La ola de asaltos a pasajeros de taxis parecía un mal del pasado. No obstante, en los últimos días se han conocido diversos hechos, que van desde personas que han sido retenidas por varias horas en el interior del mismo o de víctimas que han tenido que lanzarse de los vehículos para impedir los atracos.
Aparentemente el mayor problema de inseguridad se presenta actualmente en Managua. Aunque el subdirector de la Policía, comisionado general Carlos Palacios, reconoce que se han presentado “algunos asaltos”, también considera que “no es una cifra alarmante”.
Aunque se desconoce las cifras registradas por la Policía Nacional, sobre estos hechos ocurridos en los últimos días, la percepción entre las víctimas es de incremento de la inseguridad en la capital.
El funcionario señala que “por ser Nicaragua el país más seguro, por ser Managua la capital más segura de Centroamérica, en efecto, nos alarma cuando ocurren estos hechos que nosotros catalogamos como relevantes”.
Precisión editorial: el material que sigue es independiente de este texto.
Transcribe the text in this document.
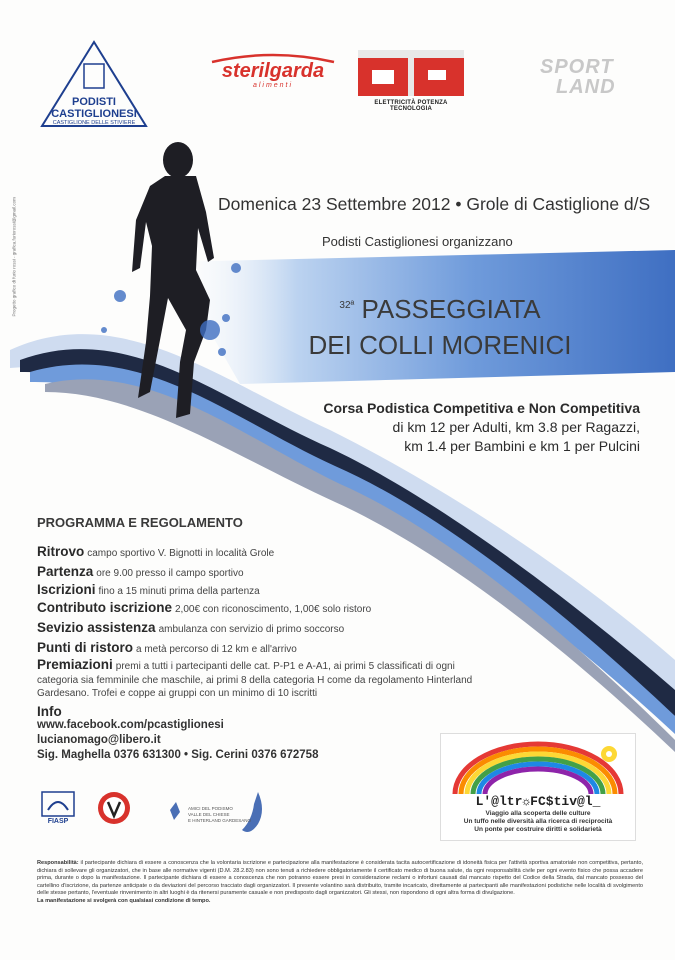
PODISTI
CASTIGLIONESI
CASTIGLIONE DELLE STIVIERE
sterilgarda
alimenti
ELETTRICITÀ POTENZA TECNOLOGIA
SPORT
LAND
Progetto grafico di furio rossi - grafica.furiorossi@gmail.com	Domenica 23 Settembre 2012 • Grole di Castiglione d/S
Podisti Castiglionesi organizzano
$^{32ª}$ PASSEGGIATA
DEI COLLI MORENICI
Corsa Podistica Competitiva e Non Competitiva
di km 12 per Adulti, km 3.8 per Ragazzi,
km 1.4 per Bambini e km 1 per Pulcini
PROGRAMMA E REGOLAMENTO
Ritrovo campo sportivo V. Bignotti in località Grole
Partenza ore 9.00 presso il campo sportivo
Iscrizioni fino a 15 minuti prima della partenza
Contributo iscrizione 2,00€ con riconoscimento, 1,00€ solo ristoro
Sevizio assistenza ambulanza con servizio di primo soccorso
Punti di ristoro a metà percorso di 12 km e all'arrivo
Premiazioni premi a tutti i partecipanti delle cat. P-P1 e A-A1, ai primi 5 classificati di ogni categoria sia femminile che maschile, ai primi 8 della categoria H come da regolamento Hinterland Gardesano. Trofei e coppe ai gruppi con un minimo di 10 iscritti
Info
www.facebook.com/pcastiglionesi
lucianomago@libero.it
Sig. Maghella 0376 631300 • Sig. Cerini 0376 672758
L'@ltr☼FC$tiv@l_
Viaggio alla scoperta delle culture
Un tuffo nelle diversità alla ricerca di reciprocità
Un ponte per costruire diritti e solidarietà
FIASP
AMICI DEL PODISMO
VALLE DEL CHIESE
E HINTERLAND GARDESANO
Responsabilità: il partecipante dichiara di essere a conoscenza che la volontaria iscrizione e partecipazione alla manifestazione è considerata tacita autocertificazione di idoneità fisica per l'attività sportiva amatoriale non competitiva, pertanto, dichiara di sollevare gli organizzatori, che in base alle normative vigenti (D.M. 28.2.83) non sono tenuti a richiedere obbligatoriamente il certificato medico di buona salute, da ogni responsabilità civile per ogni evento fisico che possa accadere prima, durante o dopo la manifestazione. Il partecipante dichiara di essere a conoscenza che non potranno essere presi in considerazione reclami o infortuni causati dal mancato rispetto del Codice della Strada, dal mancato possesso del cartellino d'iscrizione, da partenze anticipate o da deviazioni del percorso tracciato dagli organizzatori. Il presente volantino sarà distribuito, tramite incaricato, direttamente ai partecipanti alle manifestazioni podistiche nelle località di svolgimento delle stesse pertanto, l'eventuale rinvenimento in altri luoghi è da ritenersi puramente casuale e non predisposto dagli organizzatori. Gli stessi, non rispondono di ogni altra forma di divulgazione.
La manifestazione si svolgerà con qualsiasi condizione di tempo.
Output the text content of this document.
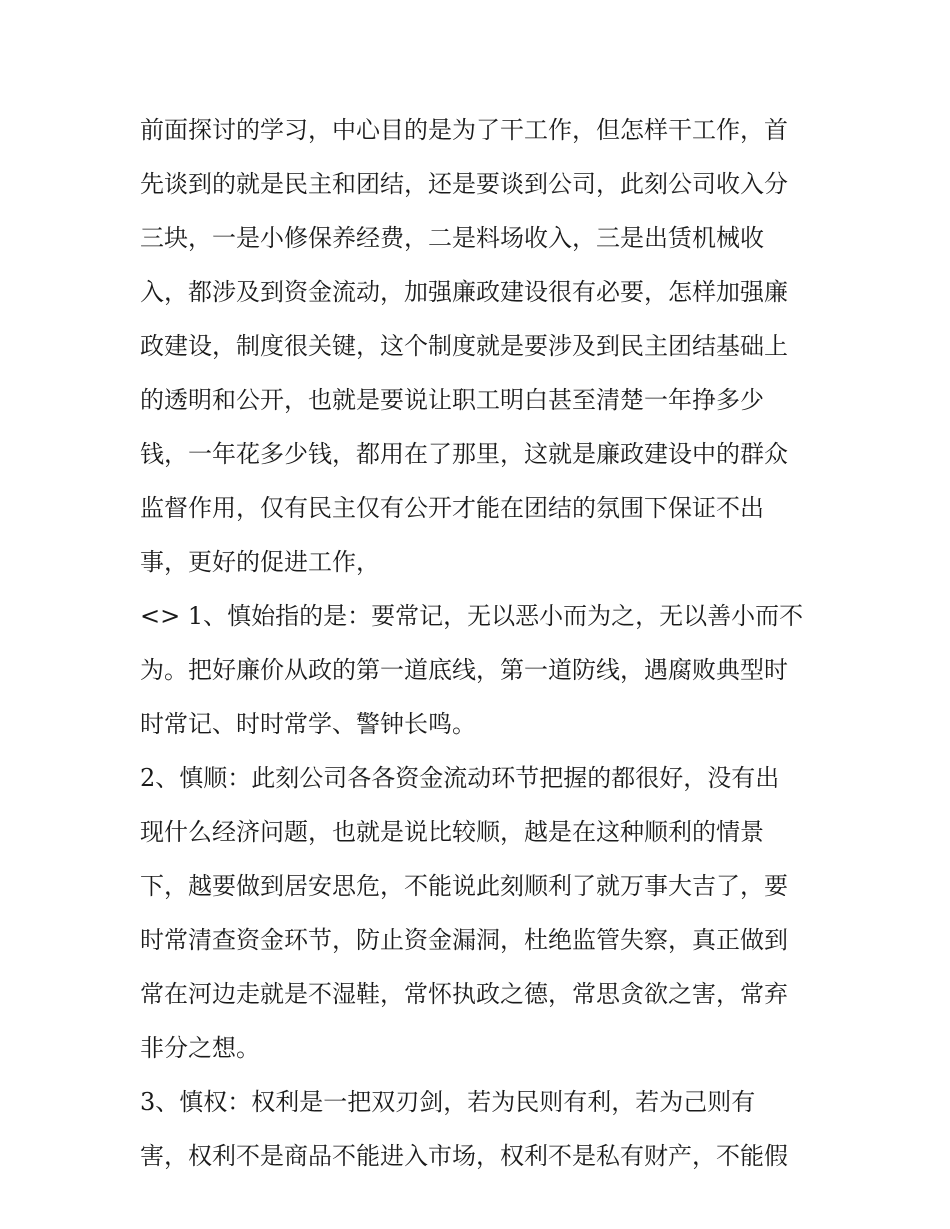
前面探讨的学习，中心目的是为了干工作，但怎样干工作，首
先谈到的就是民主和团结，还是要谈到公司，此刻公司收入分
三块，一是小修保养经费，二是料场收入，三是出赁机械收
入，都涉及到资金流动，加强廉政建设很有必要，怎样加强廉
政建设，制度很关键，这个制度就是要涉及到民主团结基础上
的透明和公开，也就是要说让职工明白甚至清楚一年挣多少
钱，一年花多少钱，都用在了那里，这就是廉政建设中的群众
监督作用，仅有民主仅有公开才能在团结的氛围下保证不出
事，更好的促进工作，
<> 1、慎始指的是：要常记，无以恶小而为之，无以善小而不
为。把好廉价从政的第一道底线，第一道防线，遇腐败典型时
时常记、时时常学、警钟长鸣。
2、慎顺：此刻公司各各资金流动环节把握的都很好，没有出
现什么经济问题，也就是说比较顺，越是在这种顺利的情景
下，越要做到居安思危，不能说此刻顺利了就万事大吉了，要
时常清查资金环节，防止资金漏洞，杜绝监管失察，真正做到
常在河边走就是不湿鞋，常怀执政之德，常思贪欲之害，常弃
非分之想。
3、慎权：权利是一把双刃剑，若为民则有利，若为己则有
害，权利不是商品不能进入市场，权利不是私有财产，不能假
Palacios explicó que están dedicados no sólo a esclarecer estos casos ocurridos, sino a tratar de prevenirlos.
Debido a que el país está inmerso en un proceso electoral, también implementarán planes especiales en los que participarán no sólo las fuerzas de Managua, sino la Brigada Antidisturbios y fuerzas especiales de esa institución.
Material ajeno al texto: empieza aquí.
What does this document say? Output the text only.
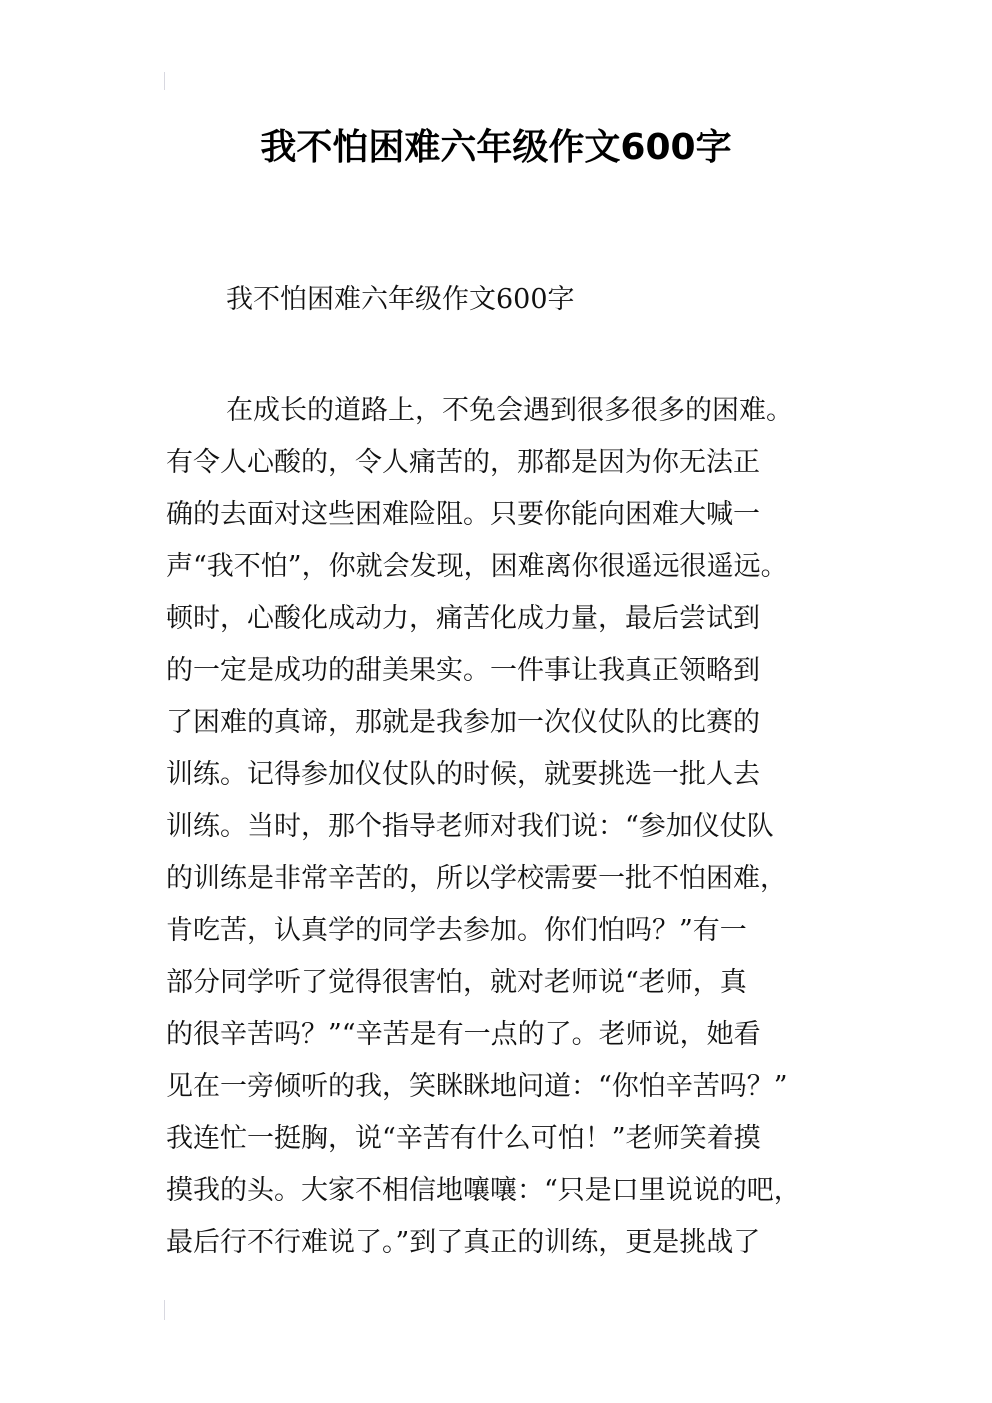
我不怕困难六年级作文600字
我不怕困难六年级作文600字
在成长的道路上，不免会遇到很多很多的困难。
有令人心酸的，令人痛苦的，那都是因为你无法正
确的去面对这些困难险阻。只要你能向困难大喊一
声“我不怕”，你就会发现，困难离你很遥远很遥远。
顿时，心酸化成动力，痛苦化成力量，最后尝试到
的一定是成功的甜美果实。一件事让我真正领略到
了困难的真谛，那就是我参加一次仪仗队的比赛的
训练。记得参加仪仗队的时候，就要挑选一批人去
训练。当时，那个指导老师对我们说：“参加仪仗队
的训练是非常辛苦的，所以学校需要一批不怕困难，
肯吃苦，认真学的同学去参加。你们怕吗？”有一
部分同学听了觉得很害怕，就对老师说“老师，真
的很辛苦吗？”“辛苦是有一点的了。老师说，她看
见在一旁倾听的我，笑眯眯地问道：“你怕辛苦吗？”
我连忙一挺胸，说“辛苦有什么可怕！”老师笑着摸
摸我的头。大家不相信地嚷嚷：“只是口里说说的吧，
最后行不行难说了。”到了真正的训练，更是挑战了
“Para que la tranquilidad siga siendo una de nuestras virtudes en este país”, dijo Palacios, quien reconoce que ha habido quejas de parte de algunos pobladores, tras haber sido víctimas en el interior de estas unidades de transporte.
El funcionario instó a los presidentes y miembros de cooperativas de taxi, así como a los dueños de los vehículos destinados a este servicio, a ser más vigilantes y a saber utilizar sus automotores.
“Hay unos casos en los que los conductores que no son propietarios de los vehículos, (que) han participado en hechos delictivos”, advirtió Palacios.
La Policía también ejecuta un plan especial de control a los taxistas, sobre todo a través de los policías de Tránsito.
Actualmente mantienen agentes disgregados en los distintos puntos de acceso a la capital, así como en los alrededores de las rotondas y en sitios proclives a hechos delictivos.
Palacios explicó que estos planes se realizan en diversas horas, pues según dijo, son ejecutados en las horas de mayor afectación delictiva.
REFORZADAS LAS FRONTERAS
El jefe policial también confirmó que han fortalecido la vigilancia en los puestos fronterizos, tanto legales como en sitios de paso o puntos ciegos , al conocer que las autoridades costarricenses han detectado presencia del Cártel de Sinaloa.
“Indiscutiblemente nos afecta”, manifestó Palacios, quien recordó que hace unos meses “tuvimos que romper una ruta que aparentemente no se conocía; la ruta del Gran Lago, un paso obligatorio del crimen organizado”.
Según dijo, la presencia de los narcos mexicanos no sólo preocupa a Nicaragua sino a todo Centroamérica.